Taken together, the Daedalus and the LAT articles articulate her concern that stereotyping of Muslims in India is as bad as racial profiling in the U.S. Her view of decent patriotism is based on her belief that national sentiment can play a valuable role in creating a decent world culture. She identifies five attributes of decent patriotism. The first is constitutional rights and independent judiciary. Second is a separation of powers that makes going to war more difficult. She wants war-making powers should reside in the legislature, and executive authority to initiate and continue wars should be severely contained. Third, she wants firm protections for the rights of legal immigrants who are not citizens, and decent arrangements for illegal immigrants. Fourth, getting the good out of a purified patriotism requires education about foreign cultures and domestic minorities. For example, she says if schools in Europe and the U.S. were doing their job teaching people aout the varieties of Islam, the current atmosphere of panic would be far more difficult to sustain. Finally, according to her, purified patriotism requires a vigorous critical culture, and protection of freedom of speech and dissent.

Unfortunately, she says, both India and the U.S. have recently taken a turn from the purified toward the malign form of patriotism. Saying that patriotism today shows her Janus-faced nature in India, she cautions that decent patriotism faces strong opposition from the malign patriotism of “Bande Mataram”. Acute fear, she says, has typically led Americans to characterize the nation in narrow and exclusionary terms.

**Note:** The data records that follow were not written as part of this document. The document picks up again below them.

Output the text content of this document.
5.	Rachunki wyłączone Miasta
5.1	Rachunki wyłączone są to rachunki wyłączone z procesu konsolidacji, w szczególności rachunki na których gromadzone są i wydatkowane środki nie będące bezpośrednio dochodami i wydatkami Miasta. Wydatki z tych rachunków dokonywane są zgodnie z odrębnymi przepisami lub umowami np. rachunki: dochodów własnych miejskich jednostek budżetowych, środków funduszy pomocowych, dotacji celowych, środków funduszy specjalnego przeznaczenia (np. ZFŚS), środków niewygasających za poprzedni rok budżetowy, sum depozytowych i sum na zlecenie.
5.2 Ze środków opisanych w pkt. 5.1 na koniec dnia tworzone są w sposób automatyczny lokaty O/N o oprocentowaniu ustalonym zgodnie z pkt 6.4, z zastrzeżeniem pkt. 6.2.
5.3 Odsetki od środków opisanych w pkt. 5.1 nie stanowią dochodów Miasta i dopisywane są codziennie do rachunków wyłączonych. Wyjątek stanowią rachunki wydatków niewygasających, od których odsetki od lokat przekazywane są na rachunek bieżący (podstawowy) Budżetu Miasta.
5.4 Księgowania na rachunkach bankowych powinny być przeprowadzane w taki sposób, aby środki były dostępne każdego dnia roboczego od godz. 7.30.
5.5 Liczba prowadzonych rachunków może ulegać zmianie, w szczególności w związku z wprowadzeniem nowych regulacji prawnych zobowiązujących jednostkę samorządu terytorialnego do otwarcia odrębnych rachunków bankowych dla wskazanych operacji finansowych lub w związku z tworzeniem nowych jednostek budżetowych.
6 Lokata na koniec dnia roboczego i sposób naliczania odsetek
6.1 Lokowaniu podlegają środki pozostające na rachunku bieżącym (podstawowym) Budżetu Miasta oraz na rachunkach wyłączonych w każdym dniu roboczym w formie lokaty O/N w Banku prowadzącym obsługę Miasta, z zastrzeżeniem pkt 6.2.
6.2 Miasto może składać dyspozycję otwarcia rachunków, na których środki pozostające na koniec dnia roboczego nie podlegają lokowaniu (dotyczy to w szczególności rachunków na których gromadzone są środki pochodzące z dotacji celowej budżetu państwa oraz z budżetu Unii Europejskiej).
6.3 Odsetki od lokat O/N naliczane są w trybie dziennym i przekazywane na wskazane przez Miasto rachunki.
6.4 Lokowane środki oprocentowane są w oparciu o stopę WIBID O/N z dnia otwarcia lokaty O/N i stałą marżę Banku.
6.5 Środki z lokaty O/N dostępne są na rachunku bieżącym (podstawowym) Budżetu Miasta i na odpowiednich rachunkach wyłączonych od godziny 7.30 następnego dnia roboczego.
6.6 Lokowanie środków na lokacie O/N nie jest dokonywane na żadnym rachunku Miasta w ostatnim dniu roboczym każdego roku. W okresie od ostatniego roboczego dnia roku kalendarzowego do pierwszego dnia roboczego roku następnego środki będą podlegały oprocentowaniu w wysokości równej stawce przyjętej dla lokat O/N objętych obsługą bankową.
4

She concludes that patriotism in and of itself is not a good thing; often indeed it is a very bad thing. What she has argued, however, is that a nation that pursues goals that require sacrifice of self-interest needs to be able to appeal to patriotism, in ways that draw on symbol and rhetoric, emotional memory and history – as Lincoln, King, Gandhi and Nehru all successfully did. Her last sentence underscores the need to appeal to emotion and imagination, even while pursuing decent patriotism. If the advocates of decent patriotism (as when a nation pursues both internal justice, characterised by economic equality, and justice for minorities, and the goal of global justice)eschew symbol and rhetoric, fearing all appeals to emotion and imagination as inherently dangerous and irrational, the Right will monopolize these forces, to the detriment of democracy, she warns.